Güncelleme Tarihi:
ALMAN-Türk Hukukçular Birliği (DTJV) kuruluşunun 25’inci yılı nedeniyle kuruluş yeri olan Hamburg’daki Max- Planck Uluslararası Hukuk Enstitüsü’nde seminer düzenledi. 1986 yılında şimdi Koç Üniversitesi Hukuk Fakültesi öğretim üyesi olan Prof. Dr. Tuğrul Ansay ve Prof. Wolfgang Seidler tarafından 20 üyeyle kurulan ve bugün 400’den fazla üyesi olan DTJV’nin 25’inci yıl dönümüne 20 yıldan beri birliğin üyesi olan Aşağı Saksonya Kadın, Aile, Sağlık, Sosyal İşler ve Uyum Bakanı Aygül Özkan ve Federal Parlamento Yeşiller milletvekili Memet Kılıç da katıldı.
Bir bakan, bir vekil
Seminerin açılış konuşmasını yapan Birlik Başkanı Prof. Dr. Jürgen Basedow’un “Birliğimizin ne kadar başarılı olduğunu bir üyemizin bakan, bir başka üyemizin ise milletvekili olmasından görebilirsiniz. Herhalde hem bakan, hem de milletvekili çıkaran başka bir dernek yoktur” sözleri salonda büyük alkış aldrı. Basedow, daha sonra Başkonsolos Devrim Öztürk ile birlikte seminerin onur konuğu olan Aygül Özkan’a sözü verdi. Özkan, 20 yıl önce üye olduğu DTJV’nin giderek büyümesini görmekten mutluluk duyduğunu belirtti. Konuşmasında özellikle işçi göçünün 50’nci yılına değinen Özkan, şunları söyledi:
Almanya’nın geleceğiyiz
“Benim anne ve babam gibi yüzbinlerce Türk kökenli için 1960’lı yıllarda bir ‘rüya ülkesi’ olan Almanya, büyüklerimizin gözünde bizler için yeni bir gelecekti. Süreç içinde Almanya vatanımız oldu ve bizler artık vatanımız olan Almanya’nın geleceğiz. Her alanda üstün başarılı. Almanya Futbol Milli Takımını düşünün. Farklı kökenden Almanlar aynı takımı zirveye taşıyor. Bu takımdan göçmen kökenli olanları çıkarırsanız aynı başarıyı gösterir mi? Toplum için de aynısı geçerli. Kökenimiz ne olursa olsun, hepimiz bu ülkenin insanı olarak el ele vererek, takım anlayışı içinde olursak huzur ve refah içinde yaşarız.”

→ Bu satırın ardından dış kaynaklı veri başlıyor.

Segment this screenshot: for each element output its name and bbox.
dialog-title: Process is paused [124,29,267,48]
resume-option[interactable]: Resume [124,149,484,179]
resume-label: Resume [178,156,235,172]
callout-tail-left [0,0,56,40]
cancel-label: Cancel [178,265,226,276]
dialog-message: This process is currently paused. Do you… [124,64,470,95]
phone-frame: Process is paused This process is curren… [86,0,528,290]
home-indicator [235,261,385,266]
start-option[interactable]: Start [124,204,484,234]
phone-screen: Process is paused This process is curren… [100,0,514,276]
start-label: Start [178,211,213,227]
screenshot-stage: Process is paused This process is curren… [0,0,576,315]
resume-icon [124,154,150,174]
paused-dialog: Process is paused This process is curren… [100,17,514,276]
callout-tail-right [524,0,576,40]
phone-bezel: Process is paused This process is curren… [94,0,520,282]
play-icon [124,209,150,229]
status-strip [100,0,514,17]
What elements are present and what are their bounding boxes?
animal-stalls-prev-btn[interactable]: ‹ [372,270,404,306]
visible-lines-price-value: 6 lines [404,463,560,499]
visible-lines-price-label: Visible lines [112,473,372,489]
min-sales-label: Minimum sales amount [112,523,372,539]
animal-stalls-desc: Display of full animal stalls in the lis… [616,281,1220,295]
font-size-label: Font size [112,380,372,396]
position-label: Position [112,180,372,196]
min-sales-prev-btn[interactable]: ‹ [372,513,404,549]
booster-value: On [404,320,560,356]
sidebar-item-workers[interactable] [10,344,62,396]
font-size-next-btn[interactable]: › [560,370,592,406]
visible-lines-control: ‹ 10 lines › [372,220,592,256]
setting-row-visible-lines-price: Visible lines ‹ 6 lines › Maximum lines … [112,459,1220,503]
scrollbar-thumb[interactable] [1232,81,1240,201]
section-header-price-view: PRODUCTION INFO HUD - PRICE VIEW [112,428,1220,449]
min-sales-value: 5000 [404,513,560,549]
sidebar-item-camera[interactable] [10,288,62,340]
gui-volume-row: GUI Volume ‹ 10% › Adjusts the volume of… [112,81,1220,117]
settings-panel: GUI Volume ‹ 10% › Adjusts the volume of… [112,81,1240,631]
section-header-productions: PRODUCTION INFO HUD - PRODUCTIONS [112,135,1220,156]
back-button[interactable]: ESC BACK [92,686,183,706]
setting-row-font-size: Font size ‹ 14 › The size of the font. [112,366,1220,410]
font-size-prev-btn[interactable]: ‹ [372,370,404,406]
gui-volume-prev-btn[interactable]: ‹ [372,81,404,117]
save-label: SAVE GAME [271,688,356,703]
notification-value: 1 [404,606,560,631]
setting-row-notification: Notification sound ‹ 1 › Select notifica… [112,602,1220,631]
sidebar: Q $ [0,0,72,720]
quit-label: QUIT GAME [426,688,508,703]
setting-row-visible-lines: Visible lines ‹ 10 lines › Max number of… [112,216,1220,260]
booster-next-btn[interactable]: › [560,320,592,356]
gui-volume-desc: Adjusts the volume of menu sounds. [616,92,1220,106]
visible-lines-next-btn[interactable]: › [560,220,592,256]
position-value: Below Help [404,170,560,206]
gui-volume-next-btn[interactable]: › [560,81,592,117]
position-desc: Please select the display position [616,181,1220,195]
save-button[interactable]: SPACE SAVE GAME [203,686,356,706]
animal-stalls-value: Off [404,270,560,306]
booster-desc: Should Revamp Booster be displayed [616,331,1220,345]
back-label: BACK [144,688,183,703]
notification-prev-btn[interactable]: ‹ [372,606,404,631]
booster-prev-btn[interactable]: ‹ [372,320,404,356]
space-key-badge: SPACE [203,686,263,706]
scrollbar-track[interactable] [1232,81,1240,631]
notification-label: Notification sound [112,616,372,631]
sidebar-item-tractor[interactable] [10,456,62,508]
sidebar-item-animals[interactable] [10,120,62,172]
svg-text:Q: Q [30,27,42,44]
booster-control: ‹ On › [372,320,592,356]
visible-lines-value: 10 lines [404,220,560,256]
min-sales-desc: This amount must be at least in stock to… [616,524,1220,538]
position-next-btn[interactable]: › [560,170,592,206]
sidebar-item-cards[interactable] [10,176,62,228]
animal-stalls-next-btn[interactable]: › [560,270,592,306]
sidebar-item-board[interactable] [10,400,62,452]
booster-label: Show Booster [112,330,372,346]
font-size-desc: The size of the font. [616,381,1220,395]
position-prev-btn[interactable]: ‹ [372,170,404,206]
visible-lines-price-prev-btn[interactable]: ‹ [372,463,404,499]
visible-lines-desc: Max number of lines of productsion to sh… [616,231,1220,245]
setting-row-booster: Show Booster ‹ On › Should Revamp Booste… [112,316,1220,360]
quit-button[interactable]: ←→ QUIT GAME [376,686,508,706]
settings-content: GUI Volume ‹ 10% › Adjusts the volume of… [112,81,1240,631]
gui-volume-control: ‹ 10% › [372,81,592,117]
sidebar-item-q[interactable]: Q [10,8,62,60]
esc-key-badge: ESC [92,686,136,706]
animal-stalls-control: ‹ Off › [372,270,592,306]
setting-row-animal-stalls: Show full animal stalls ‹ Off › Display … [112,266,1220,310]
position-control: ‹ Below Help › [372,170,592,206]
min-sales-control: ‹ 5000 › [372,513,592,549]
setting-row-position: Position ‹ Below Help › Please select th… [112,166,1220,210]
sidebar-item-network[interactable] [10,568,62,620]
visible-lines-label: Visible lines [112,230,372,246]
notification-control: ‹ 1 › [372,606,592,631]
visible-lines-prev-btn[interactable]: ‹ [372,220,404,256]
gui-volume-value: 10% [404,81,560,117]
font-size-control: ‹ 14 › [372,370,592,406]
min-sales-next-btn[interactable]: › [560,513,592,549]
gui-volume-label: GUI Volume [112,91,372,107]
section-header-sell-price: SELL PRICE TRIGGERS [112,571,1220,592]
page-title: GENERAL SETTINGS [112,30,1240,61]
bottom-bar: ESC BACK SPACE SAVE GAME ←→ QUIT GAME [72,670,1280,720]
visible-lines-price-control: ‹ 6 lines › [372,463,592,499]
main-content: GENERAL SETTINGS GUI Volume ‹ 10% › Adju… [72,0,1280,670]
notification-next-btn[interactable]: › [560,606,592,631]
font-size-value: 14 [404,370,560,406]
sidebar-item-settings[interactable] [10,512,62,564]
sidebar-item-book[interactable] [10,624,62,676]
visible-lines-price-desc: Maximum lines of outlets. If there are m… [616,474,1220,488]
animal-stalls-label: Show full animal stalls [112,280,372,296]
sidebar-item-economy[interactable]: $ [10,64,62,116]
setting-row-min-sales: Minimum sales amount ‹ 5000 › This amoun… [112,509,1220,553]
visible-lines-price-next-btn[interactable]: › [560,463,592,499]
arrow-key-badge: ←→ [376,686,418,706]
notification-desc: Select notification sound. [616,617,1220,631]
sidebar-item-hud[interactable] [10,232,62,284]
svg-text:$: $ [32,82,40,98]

Vizenin hukuki dayanağı yok
Federal Meclis Yeşiller milletvekili Memet Kılıç ise göç sürecinde özellikle iki Almanya’nın birleşmesinden sonra yaşanan ırkçılığa dikkat çekerek, “Almanya olarak Türk göçmenlere teşekkür etmemiz gerektiği kadar yaşanan ayrımcılıktan ötürü özür dilememiz gereken konular da var” dedi. Seminerde vize konusunu Adalet Divanı’na taşıyan Stuttgartlı avukat Rolf Gutmann da Türkleri yakından ilgilendiren AB hukukundan doğan haklar konusunda bir tebliğ sundu. Gutmann, Adalet Divanı’nın ÂET (AB) Türkiye Ortaklık Konseyi Katma Protokol anlaşmalarına dayanarak aldığı sayısızca karardan sonra hukukçular arasında Türklere vize uygulanmasının hukuki bir dayanağı olmadığını görüşünün hakim olduğunu ifade ederek, Türklere vize uygulamasında siyasi nedenlerin etkili olduğunu kaydetti.